If you have two people working in the household you have two wages. If both made the median wage, the household income would be $52,522.00. Household income can also include child support payments, transfer payments such as SSI and SS payments. That is why the median household income would be different than the median wage. The two statistics are measuring different things.
We're in the exact same boat. We grew up frugal and remain so today but even that's not enough. Paychecks were always tight, but we were never hurting. The last few years, we're hurting. Every month now days it seems we barely squeak by or barely don't. If we could just catch a break for a few months, we'd be fine and have a little breathing room but that's never going to happen. Two months ago, we squeaked through on the good side. Last month, the house insurance put us over. This month the car is in the shop for overdue repairs but I'm going to have to baby the bald tire because that's just not in the equation right now. I'm having to hold off on the car insurance until the last day hoping to throw it over into the following pay period. Also, the rise in health insurance this month meant the paycheck decreased, again. Next, property taxes will be due and we'll be up the creek without a paddle.

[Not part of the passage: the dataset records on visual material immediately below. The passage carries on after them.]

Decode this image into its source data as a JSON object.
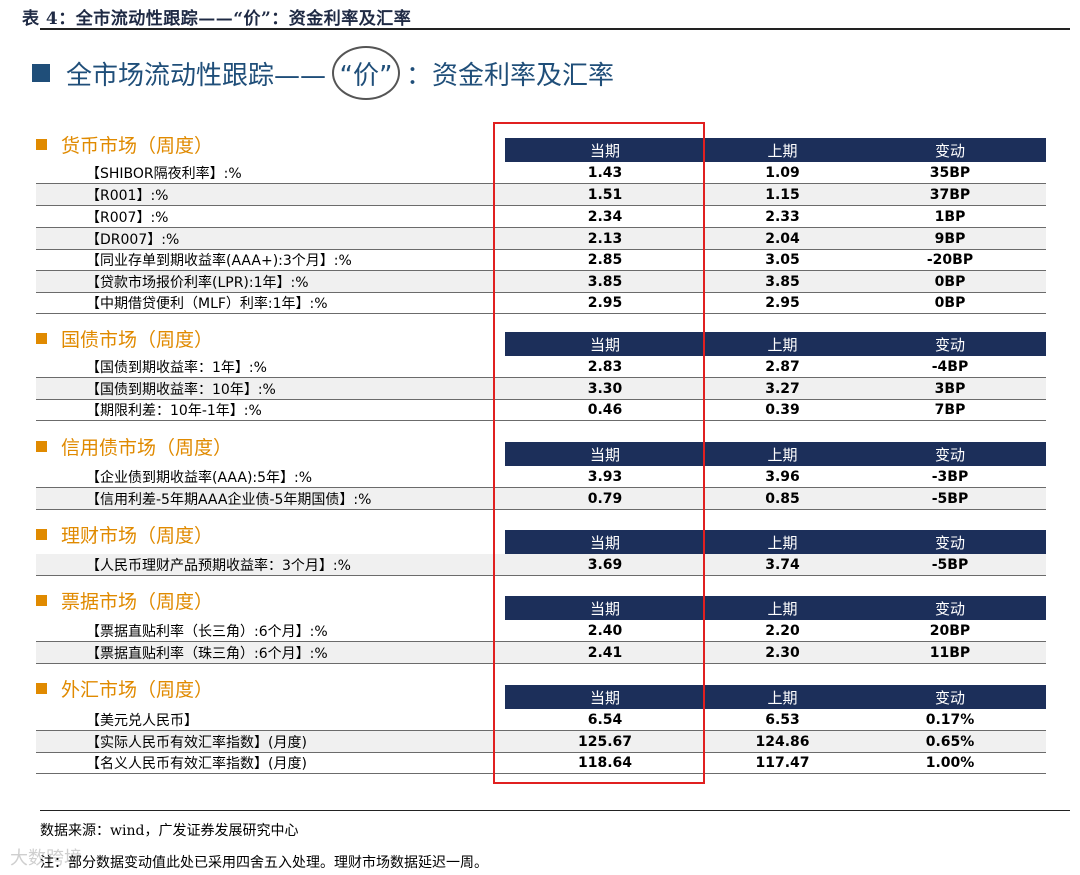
{
  "caption": "表 4：全市流动性跟踪——“价”：资金利率及汇率",
  "headline": {
    "pre": "全市场流动性跟踪——",
    "circled": "“价”",
    "post": "：资金利率及汇率"
  },
  "columns": {
    "current": "当期",
    "previous": "上期",
    "change": "变动"
  },
  "sections": [
    {
      "title": "货币市场（周度）",
      "rows": [
        {
          "label": "【SHIBOR隔夜利率】:%",
          "current": "1.43",
          "previous": "1.09",
          "change": "35BP"
        },
        {
          "label": "【R001】:%",
          "current": "1.51",
          "previous": "1.15",
          "change": "37BP"
        },
        {
          "label": "【R007】:%",
          "current": "2.34",
          "previous": "2.33",
          "change": "1BP"
        },
        {
          "label": "【DR007】:%",
          "current": "2.13",
          "previous": "2.04",
          "change": "9BP"
        },
        {
          "label": "【同业存单到期收益率(AAA+):3个月】:%",
          "current": "2.85",
          "previous": "3.05",
          "change": "-20BP"
        },
        {
          "label": "【贷款市场报价利率(LPR):1年】:%",
          "current": "3.85",
          "previous": "3.85",
          "change": "0BP"
        },
        {
          "label": "【中期借贷便利（MLF）利率:1年】:%",
          "current": "2.95",
          "previous": "2.95",
          "change": "0BP"
        }
      ]
    },
    {
      "title": "国债市场（周度）",
      "rows": [
        {
          "label": "【国债到期收益率：1年】:%",
          "current": "2.83",
          "previous": "2.87",
          "change": "-4BP"
        },
        {
          "label": "【国债到期收益率：10年】:%",
          "current": "3.30",
          "previous": "3.27",
          "change": "3BP"
        },
        {
          "label": "【期限利差：10年-1年】:%",
          "current": "0.46",
          "previous": "0.39",
          "change": "7BP"
        }
      ]
    },
    {
      "title": "信用债市场（周度）",
      "rows": [
        {
          "label": "【企业债到期收益率(AAA):5年】:%",
          "current": "3.93",
          "previous": "3.96",
          "change": "-3BP"
        },
        {
          "label": "【信用利差-5年期AAA企业债-5年期国债】:%",
          "current": "0.79",
          "previous": "0.85",
          "change": "-5BP"
        }
      ]
    },
    {
      "title": "理财市场（周度）",
      "rows": [
        {
          "label": "【人民币理财产品预期收益率：3个月】:%",
          "current": "3.69",
          "previous": "3.74",
          "change": "-5BP"
        }
      ]
    },
    {
      "title": "票据市场（周度）",
      "rows": [
        {
          "label": "【票据直贴利率（长三角）:6个月】:%",
          "current": "2.40",
          "previous": "2.20",
          "change": "20BP"
        },
        {
          "label": "【票据直贴利率（珠三角）:6个月】:%",
          "current": "2.41",
          "previous": "2.30",
          "change": "11BP"
        }
      ]
    },
    {
      "title": "外汇市场（周度）",
      "rows": [
        {
          "label": "【美元兑人民币】",
          "current": "6.54",
          "previous": "6.53",
          "change": "0.17%"
        },
        {
          "label": "【实际人民币有效汇率指数】(月度)",
          "current": "125.67",
          "previous": "124.86",
          "change": "0.65%"
        },
        {
          "label": "【名义人民币有效汇率指数】(月度)",
          "current": "118.64",
          "previous": "117.47",
          "change": "1.00%"
        }
      ]
    }
  ],
  "source": "数据来源：wind，广发证券发展研究中心",
  "note": "注：部分数据变动值此处已采用四舍五入处理。理财市场数据延迟一周。",
  "watermark": "大数跨境"
}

Then there's the extras that probably aren't needs but are above wants. Kids in college and first apartments this fall. A wedding present purchase that we couldn't avoid this week. More than our fair share recently of family funerals and hospital and after hospital care that have taken big bites out of the budget. Thankfully, the pantry and freezer are full and every bit of food is eaten or is frozen and is never thrown out. Everything is used, reused, recreated and used up. (FYI to family - last year you got Christmas themed table runners that I made out of leftover holiday fabric scraps but you're getting matched-to-your-decor table runners this year since I have a boatload of free upholstry scraps.)

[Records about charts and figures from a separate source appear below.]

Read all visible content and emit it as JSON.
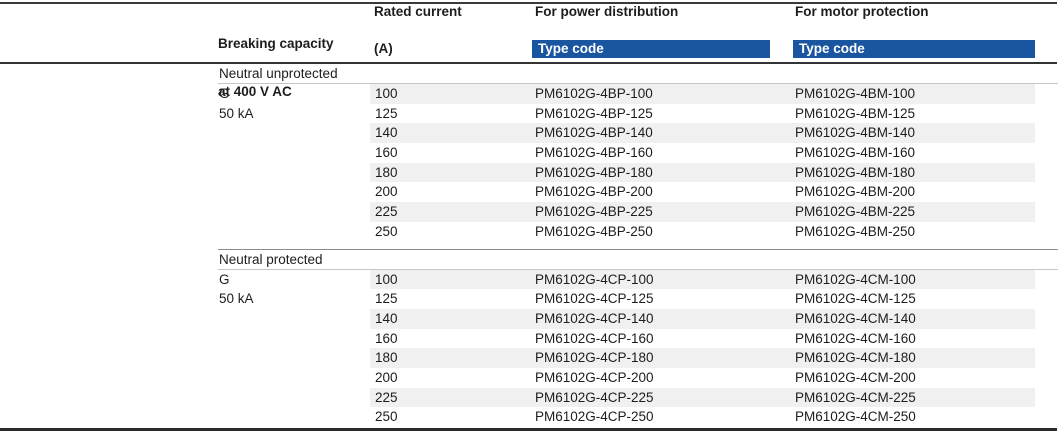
{
  "colors": {
    "band_blue": "#1a55a0",
    "row_stripe": "#f0f0f0",
    "rule_dark": "#333333",
    "section_divider": "#8c8c8c",
    "label_underline": "#c6c6c6",
    "band_text": "#ffffff",
    "text": "#1d1d1d"
  },
  "header": {
    "breaking_capacity_line1": "Breaking capacity",
    "breaking_capacity_line2": "at 400 V AC",
    "rated_current": "Rated current",
    "rated_current_unit": "(A)",
    "power_distribution": "For power distribution",
    "motor_protection": "For motor protection",
    "type_code_label_power": "Type code",
    "type_code_label_motor": "Type code"
  },
  "sections": [
    {
      "label": "Neutral unprotected",
      "rows": [
        {
          "capacity": "G",
          "current": "100",
          "power": "PM6102G-4BP-100",
          "motor": "PM6102G-4BM-100"
        },
        {
          "capacity": "50 kA",
          "current": "125",
          "power": "PM6102G-4BP-125",
          "motor": "PM6102G-4BM-125"
        },
        {
          "capacity": "",
          "current": "140",
          "power": "PM6102G-4BP-140",
          "motor": "PM6102G-4BM-140"
        },
        {
          "capacity": "",
          "current": "160",
          "power": "PM6102G-4BP-160",
          "motor": "PM6102G-4BM-160"
        },
        {
          "capacity": "",
          "current": "180",
          "power": "PM6102G-4BP-180",
          "motor": "PM6102G-4BM-180"
        },
        {
          "capacity": "",
          "current": "200",
          "power": "PM6102G-4BP-200",
          "motor": "PM6102G-4BM-200"
        },
        {
          "capacity": "",
          "current": "225",
          "power": "PM6102G-4BP-225",
          "motor": "PM6102G-4BM-225"
        },
        {
          "capacity": "",
          "current": "250",
          "power": "PM6102G-4BP-250",
          "motor": "PM6102G-4BM-250"
        }
      ]
    },
    {
      "label": "Neutral protected",
      "rows": [
        {
          "capacity": "G",
          "current": "100",
          "power": "PM6102G-4CP-100",
          "motor": "PM6102G-4CM-100"
        },
        {
          "capacity": "50 kA",
          "current": "125",
          "power": "PM6102G-4CP-125",
          "motor": "PM6102G-4CM-125"
        },
        {
          "capacity": "",
          "current": "140",
          "power": "PM6102G-4CP-140",
          "motor": "PM6102G-4CM-140"
        },
        {
          "capacity": "",
          "current": "160",
          "power": "PM6102G-4CP-160",
          "motor": "PM6102G-4CM-160"
        },
        {
          "capacity": "",
          "current": "180",
          "power": "PM6102G-4CP-180",
          "motor": "PM6102G-4CM-180"
        },
        {
          "capacity": "",
          "current": "200",
          "power": "PM6102G-4CP-200",
          "motor": "PM6102G-4CM-200"
        },
        {
          "capacity": "",
          "current": "225",
          "power": "PM6102G-4CP-225",
          "motor": "PM6102G-4CM-225"
        },
        {
          "capacity": "",
          "current": "250",
          "power": "PM6102G-4CP-250",
          "motor": "PM6102G-4CM-250"
        }
      ]
    }
  ]
}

What the blazes happened?!? Sure, we all know what happened but it still boggles the mind when you've always been responsible, paid your bills promptly, never owed anyone and lived within the budget.
That does seem high but probably accurate. Dad would have at least 2 major cards, 2 gas cards, and 2 other cards for a hardware store or such. Mom would also have at least 2 major cards, 2 gas cards, at least 2 clothing store cards, and 2 more general merchandise cards (department store, bookstore, etc). Teen kid would have 1 gas card. That's 15 cards. If mom and dad shared a major card account and dad put teen kid on his gas card, that would be 13.

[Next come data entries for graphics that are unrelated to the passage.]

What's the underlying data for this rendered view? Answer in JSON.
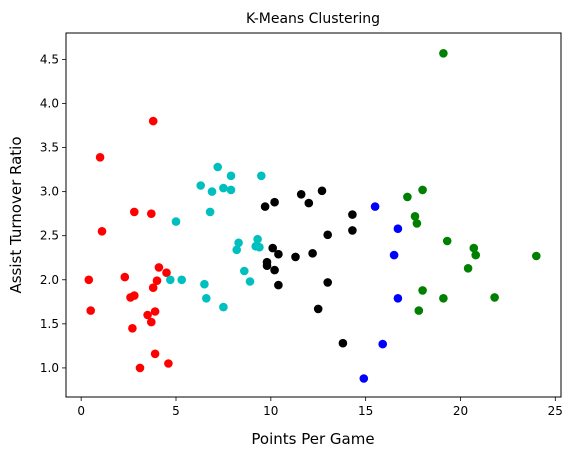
{
  "chart_data": {
    "type": "scatter",
    "title": "K-Means Clustering",
    "xlabel": "Points Per Game",
    "ylabel": "Assist Turnover Ratio",
    "xlim": [
      -0.8,
      25.3
    ],
    "ylim": [
      0.67,
      4.8
    ],
    "xticks": [
      0,
      5,
      10,
      15,
      20,
      25
    ],
    "yticks": [
      1.0,
      1.5,
      2.0,
      2.5,
      3.0,
      3.5,
      4.0,
      4.5
    ],
    "grid": false,
    "legend": "none",
    "series": [
      {
        "color": "#ff0000",
        "points": [
          [
            0.4,
            2.0
          ],
          [
            0.5,
            1.65
          ],
          [
            1.0,
            3.39
          ],
          [
            1.1,
            2.55
          ],
          [
            2.3,
            2.03
          ],
          [
            2.6,
            1.8
          ],
          [
            2.7,
            1.45
          ],
          [
            2.8,
            1.82
          ],
          [
            2.8,
            2.77
          ],
          [
            3.1,
            1.0
          ],
          [
            3.5,
            1.6
          ],
          [
            3.7,
            1.52
          ],
          [
            3.7,
            2.75
          ],
          [
            3.8,
            1.91
          ],
          [
            3.8,
            3.8
          ],
          [
            3.9,
            1.16
          ],
          [
            3.9,
            1.64
          ],
          [
            4.0,
            1.99
          ],
          [
            4.1,
            2.14
          ],
          [
            4.5,
            2.08
          ],
          [
            4.6,
            1.05
          ]
        ]
      },
      {
        "color": "#00bfbf",
        "points": [
          [
            4.7,
            2.0
          ],
          [
            5.0,
            2.66
          ],
          [
            5.3,
            2.0
          ],
          [
            6.3,
            3.07
          ],
          [
            6.5,
            1.95
          ],
          [
            6.6,
            1.79
          ],
          [
            6.8,
            2.77
          ],
          [
            6.9,
            3.0
          ],
          [
            7.2,
            3.28
          ],
          [
            7.5,
            1.69
          ],
          [
            7.5,
            3.04
          ],
          [
            7.9,
            3.02
          ],
          [
            7.9,
            3.18
          ],
          [
            8.2,
            2.34
          ],
          [
            8.3,
            2.42
          ],
          [
            8.6,
            2.1
          ],
          [
            8.9,
            1.98
          ],
          [
            9.2,
            2.38
          ],
          [
            9.3,
            2.46
          ],
          [
            9.4,
            2.37
          ],
          [
            9.5,
            3.18
          ]
        ]
      },
      {
        "color": "#000000",
        "points": [
          [
            9.7,
            2.83
          ],
          [
            9.8,
            2.16
          ],
          [
            9.8,
            2.2
          ],
          [
            10.1,
            2.36
          ],
          [
            10.2,
            2.11
          ],
          [
            10.2,
            2.88
          ],
          [
            10.4,
            1.94
          ],
          [
            10.4,
            2.29
          ],
          [
            11.3,
            2.26
          ],
          [
            11.6,
            2.97
          ],
          [
            12.0,
            2.87
          ],
          [
            12.2,
            2.3
          ],
          [
            12.5,
            1.67
          ],
          [
            12.7,
            3.01
          ],
          [
            13.0,
            1.97
          ],
          [
            13.0,
            2.51
          ],
          [
            13.8,
            1.28
          ],
          [
            14.3,
            2.74
          ],
          [
            14.3,
            2.56
          ]
        ]
      },
      {
        "color": "#0000ff",
        "points": [
          [
            14.9,
            0.88
          ],
          [
            15.5,
            2.83
          ],
          [
            15.9,
            1.27
          ],
          [
            16.5,
            2.28
          ],
          [
            16.7,
            2.58
          ],
          [
            16.7,
            1.79
          ]
        ]
      },
      {
        "color": "#008000",
        "points": [
          [
            17.2,
            2.94
          ],
          [
            17.6,
            2.72
          ],
          [
            17.7,
            2.64
          ],
          [
            17.8,
            1.65
          ],
          [
            18.0,
            3.02
          ],
          [
            18.0,
            1.88
          ],
          [
            19.1,
            4.57
          ],
          [
            19.1,
            1.79
          ],
          [
            19.3,
            2.44
          ],
          [
            20.4,
            2.13
          ],
          [
            20.7,
            2.36
          ],
          [
            20.8,
            2.28
          ],
          [
            21.8,
            1.8
          ],
          [
            24.0,
            2.27
          ]
        ]
      }
    ]
  }
}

No iphone 1 or 5 here. They’re above my paygrade. My big extravegant cell phone expense is a $5/mo account I got for grandma. Not that she ever uses it, but helps my peace of mind.
My family of 5 has had to manage on less than $20,000 per year after taxes for over a year now as a result of a death in the family and two adults out of work. While we are definiely not living well, we have managed to keep a roof over our heads, pay all essential expenses, and still have enough left to eat well balanced frugal meals, without the need for food stamps (our monthly food budget is $200 for 5 people).
We have car insurance on one older vehicle, but no medical or property insurance, since there just isn’t any room in the budget for that at the present time. We have paid our own medical bills with only one larger medical bill on a monthly payment plan.
I know lots of other middle class families who have also had their family incomes drastically reduced due to the loss of employment in their own families over the last few years. Many like us have had their incomes drop substantially and now have incomes at or below the poverty level.
Given the high number of unemployed and under employed in this country, and the lack of job creation in the private sector it certainly does not look like things are going to improve much in the near future.
Actually both could be true at the same time. Some households have more than one person earning income. So the median household income could be slightly less than $50,000 a year while the median yearly wage (per person) in the United States is just $26,261.
In a household with more than one person you might have two or more people with some income.
I don’t know why you would say so, but...
It is a budget item that could be stricken if it became necessary.